It’s nearly four o’clock in the office and, once again, there are people in my office talking about things that do not concern me, distracting me from doing any real work. Not that I have any real work to do. Which, all in all, means that in the two days since I’ve been home from camp, nothing has changed.
I really need to teach.
Oh, but that’s right. I’m back from camp. Camp is over. And all the office drama and politics from before camp hasn’t changed. It’s all still here and, unlike previous summers, it’s almost as though camp never happened. In past summers it always seemed that some remarkable thing would happen at camp and life would be radically different from how it was before camp. But this summer, it feels like nothing’s changed.
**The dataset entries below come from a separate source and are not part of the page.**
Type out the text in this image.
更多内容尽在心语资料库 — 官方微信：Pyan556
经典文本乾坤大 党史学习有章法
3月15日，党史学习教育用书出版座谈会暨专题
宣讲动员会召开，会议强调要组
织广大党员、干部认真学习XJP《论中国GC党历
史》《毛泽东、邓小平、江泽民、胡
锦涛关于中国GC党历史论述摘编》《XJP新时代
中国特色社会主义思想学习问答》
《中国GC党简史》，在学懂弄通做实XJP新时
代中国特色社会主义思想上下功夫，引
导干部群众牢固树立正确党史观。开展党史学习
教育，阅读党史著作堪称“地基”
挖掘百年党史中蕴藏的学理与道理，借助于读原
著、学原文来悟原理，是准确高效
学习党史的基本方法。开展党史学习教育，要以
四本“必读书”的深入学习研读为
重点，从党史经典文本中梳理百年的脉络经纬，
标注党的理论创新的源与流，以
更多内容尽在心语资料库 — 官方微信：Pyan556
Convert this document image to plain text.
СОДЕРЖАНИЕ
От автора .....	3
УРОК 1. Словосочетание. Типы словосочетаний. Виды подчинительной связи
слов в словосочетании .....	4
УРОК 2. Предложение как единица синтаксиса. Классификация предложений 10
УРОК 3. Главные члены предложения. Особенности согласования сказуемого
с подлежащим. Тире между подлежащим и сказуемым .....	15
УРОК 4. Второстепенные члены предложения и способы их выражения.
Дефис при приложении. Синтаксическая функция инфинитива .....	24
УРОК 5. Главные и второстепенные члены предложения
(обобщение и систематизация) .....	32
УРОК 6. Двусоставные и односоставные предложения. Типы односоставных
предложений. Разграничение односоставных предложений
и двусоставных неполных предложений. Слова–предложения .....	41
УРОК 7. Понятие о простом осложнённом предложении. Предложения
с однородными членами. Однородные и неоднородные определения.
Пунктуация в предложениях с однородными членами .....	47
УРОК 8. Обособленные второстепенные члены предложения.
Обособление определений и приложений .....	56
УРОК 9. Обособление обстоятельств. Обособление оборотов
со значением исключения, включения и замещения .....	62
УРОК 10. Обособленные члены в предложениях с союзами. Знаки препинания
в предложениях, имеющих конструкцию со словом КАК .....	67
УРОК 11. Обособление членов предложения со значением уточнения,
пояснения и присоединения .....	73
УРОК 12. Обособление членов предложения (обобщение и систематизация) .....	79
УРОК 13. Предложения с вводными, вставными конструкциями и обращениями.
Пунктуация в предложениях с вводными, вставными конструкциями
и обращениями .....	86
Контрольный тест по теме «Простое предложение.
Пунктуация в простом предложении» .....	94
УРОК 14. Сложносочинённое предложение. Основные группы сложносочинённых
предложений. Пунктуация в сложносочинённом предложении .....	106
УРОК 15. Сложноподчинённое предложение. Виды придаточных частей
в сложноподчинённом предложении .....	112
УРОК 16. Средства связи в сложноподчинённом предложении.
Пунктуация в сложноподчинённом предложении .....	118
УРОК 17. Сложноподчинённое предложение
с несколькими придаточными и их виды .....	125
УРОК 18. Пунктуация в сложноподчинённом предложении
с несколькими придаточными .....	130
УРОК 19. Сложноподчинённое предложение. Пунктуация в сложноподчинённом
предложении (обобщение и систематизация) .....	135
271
Like camp never really happened. And now I’m back where I started at the end of July. In a place that I find totally dissatisfying.
And I wish I could get my mind around that. I wish I could get past that and focus on some other task. On some other thing. But I can’t seem to get past this job. Past the mass of meaningless drama here in the office. I want to think about other things. And I hope that things will be different tomorrow. Tomorrow I have that Big Damn Deal Meeting with my superiors.
So I suppose that everything will be different.
(On a side note, one of my bosses just said something completely ignorant about kids coming to our camps from other countries. So ignorant, in fact, that it boarders on racist. Gotta love it. Gotta get a new job.)
And I’m exhausted. I really feel like taking a nap right here on my desk. Think anyone will notice?
That’s my bitter little rant for now. More, as always, later.